School Shuffle in New Orleans Launches Growing Charter Choices
By Maloney, Stephen
Paul Vallas says New Orleans educators have found a new religion.
Rather than devote all their energy to just one educational higher power, the Recovery School District superintendent said school leaders have developed a multifaceted educational belief structure in the three years since the state divided city public schools after Hurricane Katrina.
“We’ve become agnostic when it comes to who’s running the school,” Vallas said. “Our concern is that the school be a superior school. New Orleans has really become a diverse provider model for education.”
Before 2005, the Orleans Parish School Board oversaw all public schools in the city. But that century-old model effectively was shattered when the Louisiana Department of Education splintered the historically beleaguered district into the RSD and a smattering of charter schools.
The old structure of school governance is not likely to return to New Orleans since the charter movement has taken a firm hold, Vallas said.
“Half of our children are being educated in charter schools right now,” Vallas said. “In the next two to three years, most of our schools will be converted to either charters or charter-type schools.”
The RSD oversees 26 charter and 33 traditional schools, while the school board oversees seven traditional schools and 12 charters.
Nine of the board’s charters on the West Bank have banded together to form the Algiers Charter School Association.
This system of schools has replaced the pre-Katrina single school system that was prone to corruption and kickback schemes and has given students something Vallas said they never had before — a choice.
“Right now all of our schools are open enrollment and you can apply to virtually any school in the district,” he said. “All the schools are marketing themselves and competing for kids. Competition is good.”
Schools have to remain attractive to students to maintain enrollment, a situation Vallas said puts the needs of the children first.
Edna Karr Senior High School Principal John Hiser said he sees more positive competition between schools now than at any other point during his 38-year career as a public school educator in New Orleans.
Beyond refocusing on students, Hiser said teacher salaries have exploded in the past three years as schools struggle to attract the highest quality teaching staff.
First time teachers now make a starting salary of just over $39,000, which Hiser said is about $10,000 more than before the storm.
“The charter schools have a lot more access to the federal dollars that each student generates,” Hiser said. “We’re not having to send all of the money to the central office so it can be distributed. We’re able to bring the dollars directly to the students.”
This ability to cut out the funding middle man allows educators in the new system to directly address problems on a school-by- school basis whereas funding rarely ever got to the school level before the storm, Hiser said.
“Between illegality and incompetence, we didn’t have enough people minding the store before the storm,” he said.
Under the old system, Karr’s budget included only $40,000 in discretionary funding to pay for things such as replacement textbooks and emergency repairs.
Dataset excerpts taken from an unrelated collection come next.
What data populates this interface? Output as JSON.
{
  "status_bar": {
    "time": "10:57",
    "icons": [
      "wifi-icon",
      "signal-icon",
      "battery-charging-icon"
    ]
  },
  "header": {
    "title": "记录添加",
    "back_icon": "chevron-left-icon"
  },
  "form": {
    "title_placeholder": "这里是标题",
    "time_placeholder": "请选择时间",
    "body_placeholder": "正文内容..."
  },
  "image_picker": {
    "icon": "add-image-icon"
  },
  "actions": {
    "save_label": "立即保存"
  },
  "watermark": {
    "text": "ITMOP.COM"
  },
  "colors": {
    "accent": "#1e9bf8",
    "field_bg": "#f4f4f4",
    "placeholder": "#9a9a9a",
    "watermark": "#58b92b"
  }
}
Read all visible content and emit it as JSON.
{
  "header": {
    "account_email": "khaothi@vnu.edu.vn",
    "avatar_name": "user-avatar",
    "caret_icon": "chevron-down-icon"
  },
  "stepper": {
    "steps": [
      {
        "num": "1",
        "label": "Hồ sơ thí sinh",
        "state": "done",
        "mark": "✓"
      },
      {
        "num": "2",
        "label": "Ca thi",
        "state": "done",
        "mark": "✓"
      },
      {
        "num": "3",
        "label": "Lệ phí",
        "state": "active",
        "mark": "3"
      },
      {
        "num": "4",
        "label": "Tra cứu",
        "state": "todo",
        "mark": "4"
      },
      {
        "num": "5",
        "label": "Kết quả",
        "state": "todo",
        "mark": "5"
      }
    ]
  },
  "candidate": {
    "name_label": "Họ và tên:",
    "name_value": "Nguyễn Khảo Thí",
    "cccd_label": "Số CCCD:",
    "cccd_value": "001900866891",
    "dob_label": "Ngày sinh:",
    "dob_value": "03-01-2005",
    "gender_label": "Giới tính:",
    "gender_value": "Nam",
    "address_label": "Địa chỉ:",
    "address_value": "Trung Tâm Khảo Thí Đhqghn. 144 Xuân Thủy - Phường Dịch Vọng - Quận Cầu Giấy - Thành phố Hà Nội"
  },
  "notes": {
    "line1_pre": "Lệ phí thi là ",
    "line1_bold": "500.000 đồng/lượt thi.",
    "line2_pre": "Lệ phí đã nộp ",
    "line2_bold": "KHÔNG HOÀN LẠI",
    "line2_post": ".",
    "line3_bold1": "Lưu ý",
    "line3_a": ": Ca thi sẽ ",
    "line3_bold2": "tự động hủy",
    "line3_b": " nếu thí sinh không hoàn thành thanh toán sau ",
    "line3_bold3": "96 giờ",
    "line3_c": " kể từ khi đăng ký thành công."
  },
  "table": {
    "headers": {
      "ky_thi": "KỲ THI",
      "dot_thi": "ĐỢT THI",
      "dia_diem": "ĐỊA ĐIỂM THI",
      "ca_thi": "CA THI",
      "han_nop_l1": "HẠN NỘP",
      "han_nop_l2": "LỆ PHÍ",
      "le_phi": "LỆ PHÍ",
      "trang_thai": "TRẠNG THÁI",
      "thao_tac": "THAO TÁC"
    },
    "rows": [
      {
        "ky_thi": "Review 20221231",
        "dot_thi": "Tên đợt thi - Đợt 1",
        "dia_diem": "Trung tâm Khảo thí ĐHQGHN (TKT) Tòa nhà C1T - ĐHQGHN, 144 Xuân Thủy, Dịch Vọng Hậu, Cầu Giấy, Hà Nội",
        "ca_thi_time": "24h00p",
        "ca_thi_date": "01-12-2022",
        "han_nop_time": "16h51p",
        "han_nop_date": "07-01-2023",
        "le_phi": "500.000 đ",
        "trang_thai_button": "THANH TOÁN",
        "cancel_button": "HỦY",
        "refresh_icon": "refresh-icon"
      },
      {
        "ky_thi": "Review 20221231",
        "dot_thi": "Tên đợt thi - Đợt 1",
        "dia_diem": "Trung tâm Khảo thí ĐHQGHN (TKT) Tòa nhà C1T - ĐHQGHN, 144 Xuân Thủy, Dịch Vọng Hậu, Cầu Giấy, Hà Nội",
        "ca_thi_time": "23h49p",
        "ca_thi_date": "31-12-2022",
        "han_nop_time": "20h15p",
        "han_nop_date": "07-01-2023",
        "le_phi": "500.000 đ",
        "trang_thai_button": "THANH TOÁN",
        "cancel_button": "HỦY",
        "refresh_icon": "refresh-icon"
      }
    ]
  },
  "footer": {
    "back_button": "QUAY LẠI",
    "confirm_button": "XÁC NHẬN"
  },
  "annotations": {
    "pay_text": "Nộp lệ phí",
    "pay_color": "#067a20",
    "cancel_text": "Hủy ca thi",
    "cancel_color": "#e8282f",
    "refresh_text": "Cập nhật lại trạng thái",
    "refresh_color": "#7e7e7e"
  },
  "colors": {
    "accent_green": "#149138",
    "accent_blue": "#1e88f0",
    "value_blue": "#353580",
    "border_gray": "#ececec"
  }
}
Hiser said he now has access to millions of dollars to address school needs from teacher salary to janitorial supplies.
Karr received a budget of $6.9 million for school expenditures for the 2007-08 school year, according to the ACSA.
“Now each school principal that is in a charter position is responsible for everything, be it mops, buckets, custodians, security, all of that comes out of this pile of money,” Hiser said. “Everything is in our charge.”
This added responsibility brings with it a chance to make an impact on each student’s educational career that was unknown before the storm, he said.